Устал я уже от этой беготни
— Что вас так привлекло в личности Бобби Дэрина?
— Я с детства воспитывался на его музыке и невольно интересовался его биографией. Он был очень сильной личностью — добился такой популярности, сочинил более восьмисот песен, записал кучу альбомов, получил массу премий, и все это при врожденном пороке сердца. То, что он жил на такой скорости, знал, как мало ему отпущено, и лихорадочно спешил сделать как можно больше, делало его в глазах других людей заносчивым и иногда даже грубым. У меня есть записи его пресс-конференций, где он действительно хамит. Но есть и другая сторона этой черты его характера: он всегда говорил то, что думал, будь это музыка или политика.
— Один из важных приемов в фильме — диалоги Бобби Дэрина со своим alter ego, маленьким Бобби. Почему вы пошли на такой сценарный ход?
— Мне кажется, в нем всегда жили две личности — звезда сцены Бобби Дэрин и безнадежно больной мальчик, выросший на окраине Бронкса, Уолден Роберт Кассотто. Первый мог получать ‘Грэмми’, выступать перед толпами поклонниц, жениться на кинозвезде, подписывать контракты на баснословные суммы (он ведь заключил самый большой контракт в истории Лас-Вегаса — с казино MGM Grand: ему заплатили больше, чем Джеймсу Дину, больше, чем Синатре). А вторая часть его натуры никуда не могла деться от своего происхождения. Поэтому в моем сценарии он возвращается к прошлому, и то, что он узнает о своем происхождении, так больно ударяет его на пике карьеры. Он создал нового Бобби, он работал над этим долго и тяжело и вдруг узнал, что всю жизнь заблуждался относительно основного факта своей биографии — относительно личности своей матери. Он оказался не тем, кем себя считал. Это был настоящий удар. Когда я узнал об этом эпизоде, то понял, что построю свой сценарий на этом факте, на раздвоении личности.

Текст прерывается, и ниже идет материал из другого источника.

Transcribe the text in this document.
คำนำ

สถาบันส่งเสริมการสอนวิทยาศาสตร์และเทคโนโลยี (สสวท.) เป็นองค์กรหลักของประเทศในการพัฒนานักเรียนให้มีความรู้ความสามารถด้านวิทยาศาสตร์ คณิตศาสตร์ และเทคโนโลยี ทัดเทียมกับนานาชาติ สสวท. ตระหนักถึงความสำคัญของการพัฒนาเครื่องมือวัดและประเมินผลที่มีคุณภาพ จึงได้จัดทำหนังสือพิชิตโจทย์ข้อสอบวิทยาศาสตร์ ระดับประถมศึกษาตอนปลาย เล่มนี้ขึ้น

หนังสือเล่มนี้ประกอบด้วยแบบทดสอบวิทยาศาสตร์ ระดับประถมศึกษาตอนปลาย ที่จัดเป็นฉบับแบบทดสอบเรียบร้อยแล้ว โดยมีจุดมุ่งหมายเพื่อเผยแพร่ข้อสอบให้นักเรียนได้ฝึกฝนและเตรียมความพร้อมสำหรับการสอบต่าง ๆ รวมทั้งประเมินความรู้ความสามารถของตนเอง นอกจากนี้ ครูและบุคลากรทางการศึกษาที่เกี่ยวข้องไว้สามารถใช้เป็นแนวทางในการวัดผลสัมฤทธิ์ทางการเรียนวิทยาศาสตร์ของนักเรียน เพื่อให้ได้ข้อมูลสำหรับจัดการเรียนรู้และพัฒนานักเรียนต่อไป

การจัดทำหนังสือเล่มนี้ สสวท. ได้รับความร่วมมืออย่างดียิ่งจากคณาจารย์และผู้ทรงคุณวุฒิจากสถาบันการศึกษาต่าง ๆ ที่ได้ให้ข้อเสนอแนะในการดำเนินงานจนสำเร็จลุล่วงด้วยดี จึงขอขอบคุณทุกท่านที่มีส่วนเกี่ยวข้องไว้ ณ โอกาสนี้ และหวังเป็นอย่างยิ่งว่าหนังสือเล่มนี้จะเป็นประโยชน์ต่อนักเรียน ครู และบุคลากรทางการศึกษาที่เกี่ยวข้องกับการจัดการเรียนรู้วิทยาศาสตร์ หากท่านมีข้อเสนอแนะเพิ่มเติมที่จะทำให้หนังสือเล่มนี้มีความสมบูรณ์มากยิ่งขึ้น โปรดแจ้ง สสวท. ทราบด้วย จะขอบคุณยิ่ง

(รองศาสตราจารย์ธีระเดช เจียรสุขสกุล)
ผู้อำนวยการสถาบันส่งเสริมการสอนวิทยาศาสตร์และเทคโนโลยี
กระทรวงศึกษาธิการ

— Как вы нашли Вильяма Ульриха — мальчика, который исполнил эту роль?
— Хороший вопрос. Я прослушал много детей — и в Калифорнии, и в Нью-Йорке. Один знакомый посоветовал мне сходить на Бродвее на мюзикл ‘Девять’ с Антонио Бандерасом. Ульрих был там занят в одной из главных ролей, мне понравилось, как он держится на сцене, и нам организовали прослушивание. Он пришел причесанный, в костюмчике, как и все они, но меня сразу подкупило то, какую песню он выбрал. Обычно все стараются спеть какой-нибудь милый шлягер. А он набрал воздуха в грудь и выдал арию из мюзикла ‘Прощай, пташка’: ‘Что мы будем делать с этими детьми?’ И я подумал: ‘Ему всего девять лет, а он уже поет о детях? Он, должно быть, очень хитер или очень умен’. Оказалось, что он и умен, и хитер. А потом, когда мы уже репетировали вместе, оказалось, что у него прирожденный талант к имитации. Он повторял за мной сложнейшие па, и в какой-то момент я осознал, что он делает это почти неосознанно, на автомате. Он умеет концентрироваться и отключаться от внешних помех. Этот парень далеко пойдет, поверьте, а ведь ему сейчас всего десять. Проблема в том, что на самом деле ему хочется играть в бейсбол, так что мне интересно, какую профессию он в итоге выберет.
— Почему вы снимали свой фильм в Германии?
— Причина одна — деньги. Если бы мы ездили по всем местам, обозначенным в сценарии, пришлось бы побывать и в Италии, и в Нью-Йорке, и в Беверли-Хиллз, и в Лас-Вегасе. А так мы снимали в одном павильоне, и дешевле, чем это бы стоило в США. К тому же у нас были приглашения и от немецкого правительства, и от местных властей в Берлине. Вообще-то мы снимали отдельные сцены и в Англии, так что у нас была одна съемочная группа, но две бригады техников — осветителей, строителей, маляров. Англичане отлично поладили с немцами, никаких трудностей перевода не было. Другое дело, что я впервые смог подробно изучить Берлин и был поражен, как часто здесь можно встретить типично нью-йоркскую архитектуру. Иногда на улице хотелось немедленно включить камеру и начать снимать!
— Это правда, что сейчас вы переехали в Лондон?
— Да.
— Надолго?
— Полагаю, да. Я подхожу к этому переезду с двух точек зрения — личной и профессиональной. С одной стороны, пора уже где-то осесть. Последние десять лет я в постоянных разъездах, снимаюсь тут и там, вечные отели, съемные апартаменты — устал я уже от этой беготни. С профессиональной же точки зрения все выглядит примерно так же. Я думаю, у многих актеров есть постоянная жажда стабильности, своего собственного места, своего дома. Это место, где можно чувствовать себя кем-то востребованным и, не боясь провала, браться за любые эксперименты. Я такое место нашел — это лондонский театр The Old Vic. Сейчас это мой дом, моя мастерская, то место, о котором я мечтал.
— И насколько лондонская жизнь отличается от голливудской?
— Не знаю. Я уехал из Лос-Анджелеса, когда мне исполнилось девятнадцать. Все думают, что я должен жить в Калифорнии, но я скорее нью-йоркский обитатель. Лондон очень похож на Нью-Йорк: та же суматоха, та же энергия, до черта всего творится вокруг. Пока что я еще не разобрался, как тут все работает, но просто счастлив, что я здесь. В ближайшие двенадцать месяцев собираюсь вникать в Лондон: ходить по улицам, заглядывать в джаз-клубы, наслаждаться жизнью.